La géométrie et le quantique by Alain Connes

La géométrie et le quantique by Alain Connes

Auteur:Alain Connes [Connes, Alain]
La langue: fra
Format: epub
Éditeur: CNRS
Publié: 0101-01-01T00:00:00+00:00


La variabilité

L’idée, presque plus facile à expliquer, et plus fondamentale que la coïncidence trouvée avec Carlo Rovelli, est la suivante : le quantique a cette extraordinaire fantaisie, cet extraordinaire pouvoir imaginatif, qui fait que, chaque fois que l’on répète une expérience microscopique, on obtient une réponse que l’on ne peut ni prévoir ni reproduire. On touche là un problème central que je vais appeler « problème de la variabilité ».

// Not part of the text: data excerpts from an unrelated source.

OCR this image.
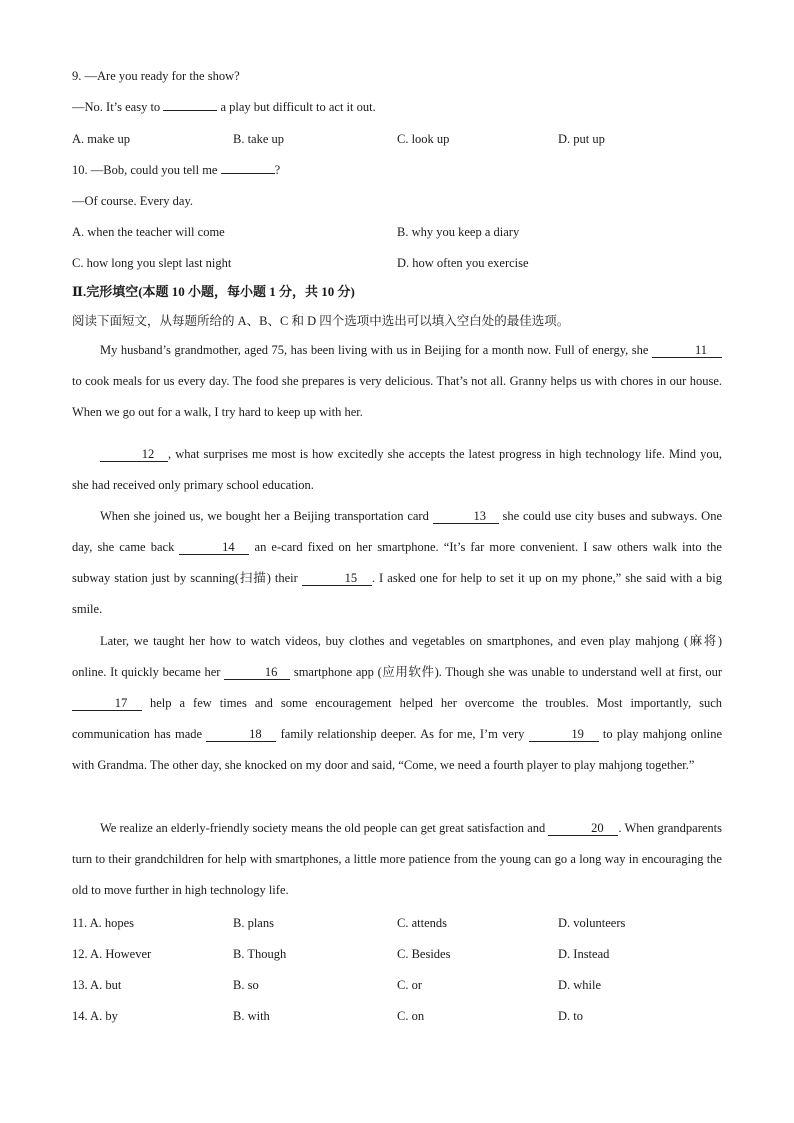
9. —Are you ready for the show?
—No. It’s easy to	a play but difficult to act it out.
A. make up	B. take up	C. look up	D. put up
10. —Bob, could you tell me	?
—Of course. Every day.
A. when the teacher will come	B. why you keep a diary
C. how long you slept last night	D. how often you exercise
Ⅱ.完形填空(本题 10 小题，每小题 1 分，共 10 分)
阅读下面短文，从每题所给的 A、B、C 和 D 四个选项中选出可以填入空白处的最佳选项。
My husband’s grandmother, aged 75, has been living with us in Beijing for a month now. Full of energy, she	11 to cook meals for us every day. The food she prepares is very delicious. That’s not all. Granny helps us with chores in our house. When we go out for a walk, I try hard to keep up with her.
12 , what surprises me most is how excitedly she accepts the latest progress in high technology life. Mind you, she had received only primary school education.
When she joined us, we bought her a Beijing transportation card	13 she could use city buses and subways. One day, she came back	14 an e-card fixed on her smartphone. “It’s far more convenient. I saw others walk into the subway station just by scanning(扫描) their	15 . I asked one for help to set it up on my phone,” she said with a big smile.
Later, we taught her how to watch videos, buy clothes and vegetables on smartphones, and even play mahjong (麻将) online. It quickly became her	16 smartphone app (应用软件). Though she was unable to understand well at first, our 17 help a few times and some encouragement helped her overcome the troubles. Most importantly, such communication has made	18 family relationship deeper. As for me, I’m very	19 to play mahjong online with Grandma. The other day, she knocked on my door and said, “Come, we need a fourth player to play mahjong together.”
We realize an elderly-friendly society means the old people can get great satisfaction and	20 . When grandparents turn to their grandchildren for help with smartphones, a little more patience from the young can go a long way in encouraging the old to move further in high technology life.
11. A. hopes	B. plans	C. attends	D. volunteers
12. A. However	B. Though	C. Besides	D. Instead
13. A. but	B. so	C. or	D. while
14. A. by	B. with	C. on	D. to
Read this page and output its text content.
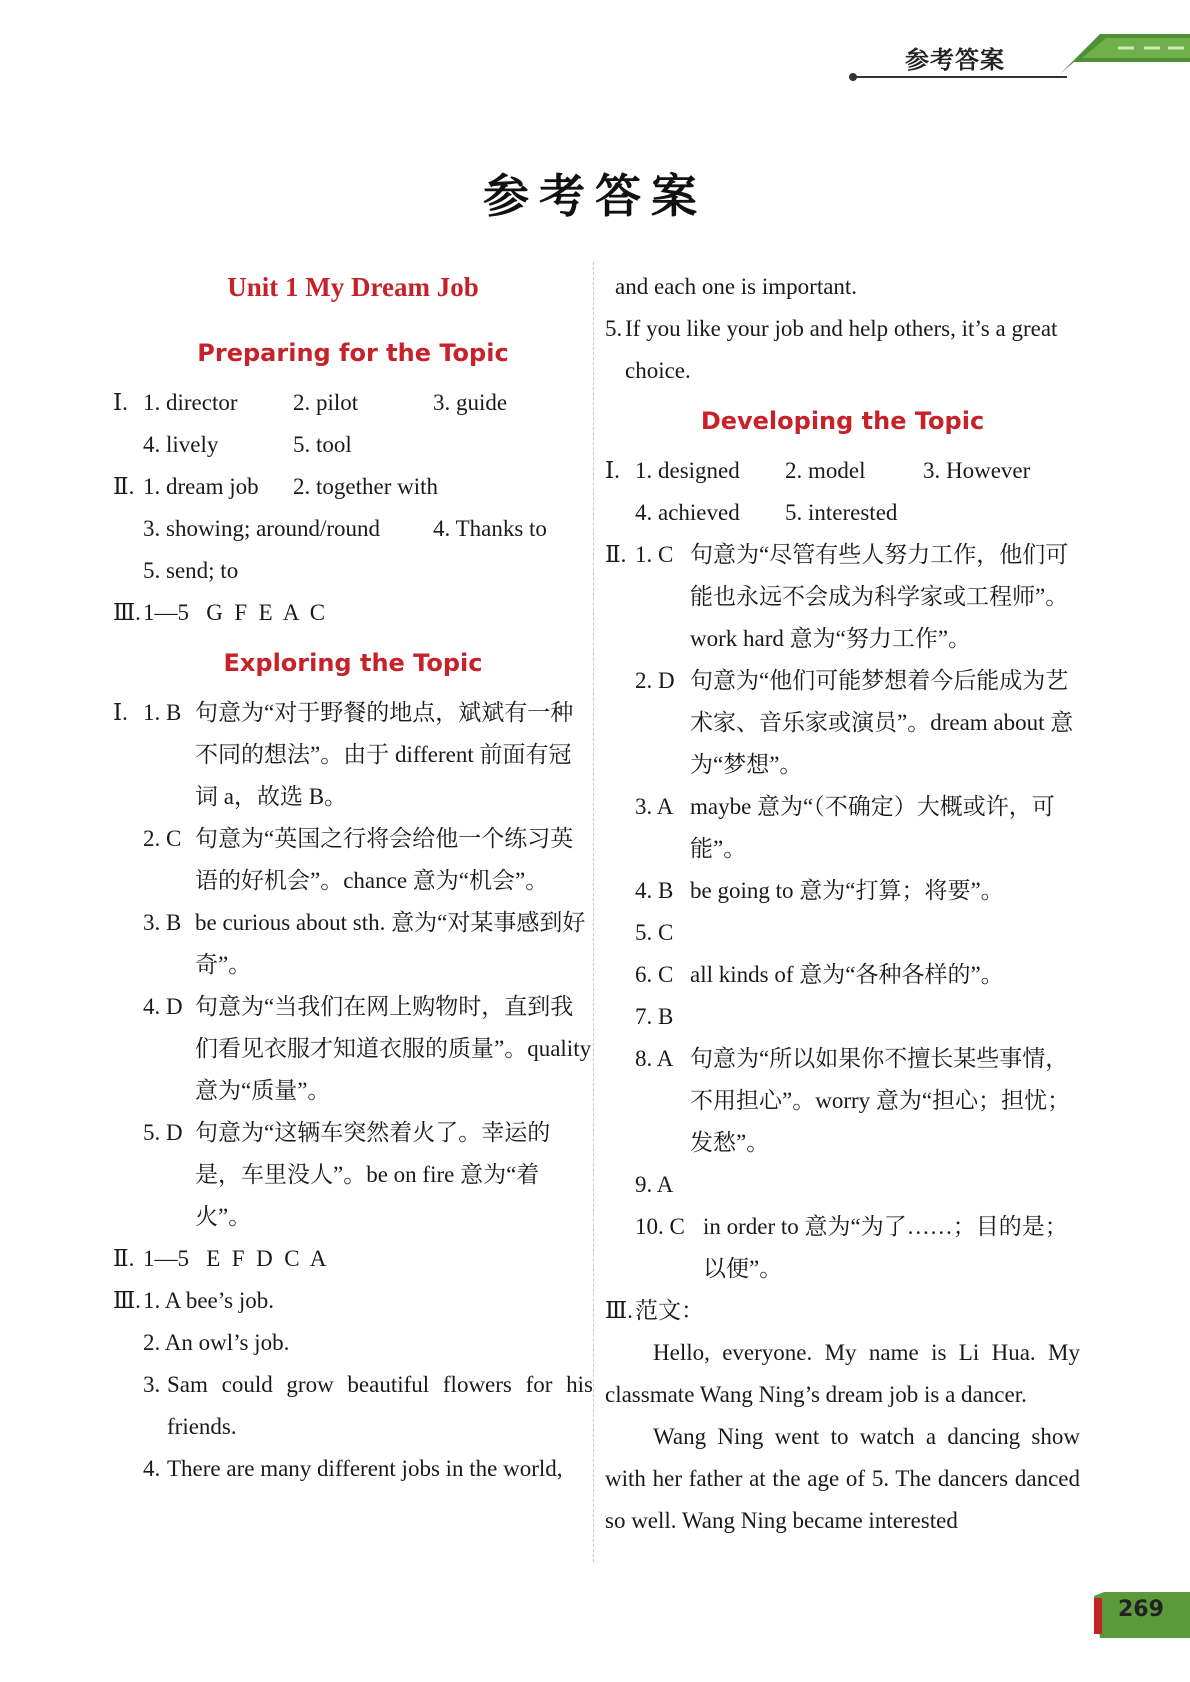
参考答案
参考答案
Unit 1 My Dream Job
Preparing for the Topic
Ⅰ. 1. director	2. pilot	3. guide
4. lively	5. tool
Ⅱ. 1. dream job	2. together with
3. showing; around/round	4. Thanks to
5. send; to
Ⅲ. 1—5   G  F  E  A  C
Exploring the Topic
Ⅰ. 1. B 句意为“对于野餐的地点，斌斌有一种不同的想法”。由于 different 前面有冠词 a，故选 B。
2. C 句意为“英国之行将会给他一个练习英语的好机会”。chance 意为“机会”。
3. B be curious about sth. 意为“对某事感到好奇”。
4. D 句意为“当我们在网上购物时，直到我们看见衣服才知道衣服的质量”。quality 意为“质量”。
5. D 句意为“这辆车突然着火了。幸运的是，车里没人”。be on fire 意为“着火”。
Ⅱ. 1—5   E  F  D  C  A
Ⅲ. 1. A bee’s job.
2. An owl’s job.
3. Sam could grow beautiful flowers for his friends.
4. There are many different jobs in the world,
and each one is important.
5. If you like your job and help others, it’s a great choice.
Developing the Topic
Ⅰ. 1. designed	2. model	3. However
4. achieved	5. interested
Ⅱ. 1. C 句意为“尽管有些人努力工作，他们可能也永远不会成为科学家或工程师”。work hard 意为“努力工作”。
2. D 句意为“他们可能梦想着今后能成为艺术家、音乐家或演员”。dream about 意为“梦想”。
3. A maybe 意为“（不确定）大概或许，可能”。
4. B be going to 意为“打算；将要”。
5. C
6. C all kinds of 意为“各种各样的”。
7. B
8. A 句意为“所以如果你不擅长某些事情，不用担心”。worry 意为“担心；担忧；发愁”。
9. A
10. C in order to 意为“为了……；目的是；以便”。
Ⅲ. 范文：
Hello, everyone. My name is Li Hua. My classmate Wang Ning’s dream job is a dancer.
Wang Ning went to watch a dancing show with her father at the age of 5. The dancers danced so well. Wang Ning became interested
269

Normalement, si l’on interroge quelqu’un sur ce qu’est la variabilité fondamentale, tout le monde, et pas seulement les physiciens, répond que la seule variabilité, c’est le passage du temps. On peut réduire toute variabilité au fait que le temps passe. Si l’on regarde bien, on s’aperçoit que presque toute la physique est écrite en termes de ce que l’on appelle une équation différentielle, c’est-à-dire que l’on écrit que la dérivée d’une quantité physique par rapport au temps est donnée par une certaine relation avec d’autres quantités. Toute la physique est écrite sur ce paradigme, et toute la compréhension que nous avons de la variabilité est pensée dans ces termes-là.

Faisons une petite excursion en mathématiques pour essayer de comprendre comment les mathématiciens ont cherché à formuler ce que c’est qu’une variable et comment cette formulation a été détrônée par le quantique. Quand on demande à un mathématicien ce qu’est une variable réelle, il dira ceci : c’est un ensemble et une application de cet ensemble dans les nombres réels. Cela peut paraître un peu obscur, mais c’est la réponse standard. On peut alors faire remarquer au mathématicien qu’il y a des variables qui ne prennent que des valeurs discrètes, par exemple l’âge d’une personne, qui ne sera exprimé que par un nombre entier, et d’autres qui prennent des variables continues. Les deux cas sont tout à fait différents.

Il ne peut y avoir en mathématiques coexistence d’une variable discrète et d’une variable continue. En effet, une variable discrète ne prend qu’un nombre dénombrable de valeurs (on peut les énumérer une à une) alors qu’une variable continue prend un nombre non dénombrable de valeurs de sorte que l’ensemble où elle prend sa source ne peut pas être le même que celui associé à une variable discrète. C’est un fait. La première merveille, c’est que le formalisme de la mécanique quantique que von Neumann a mis au point résout ce paradoxe de la non-coexistence du discret et du continu. Il est résolu, comme je le disais plus haut, parce que Schrödinger a trouvé que les spectres étaient des spectres d’opérateurs dans l’espace de Hilbert. Dans ce même espace de Hilbert, sur la même scène en quelque sorte, certains opérateurs auront un spectre discret, comme les entiers, et d’autres un spectre continu, c’est-à-dire qu’ils pourront prendre toutes les valeurs réelles entre zéro et l’infini. La seule nuance, c’est que les deux opérateurs ne peuvent pas commuter. Ainsi, le formalisme des opérateurs dans l’espace de Hilbert résout le paradoxe.

Ce formalisme donne le cadre de la géométrie non commutative. Et c’est grâce à lui que l’on va pouvoir essayer de comprendre l’émergence du temps.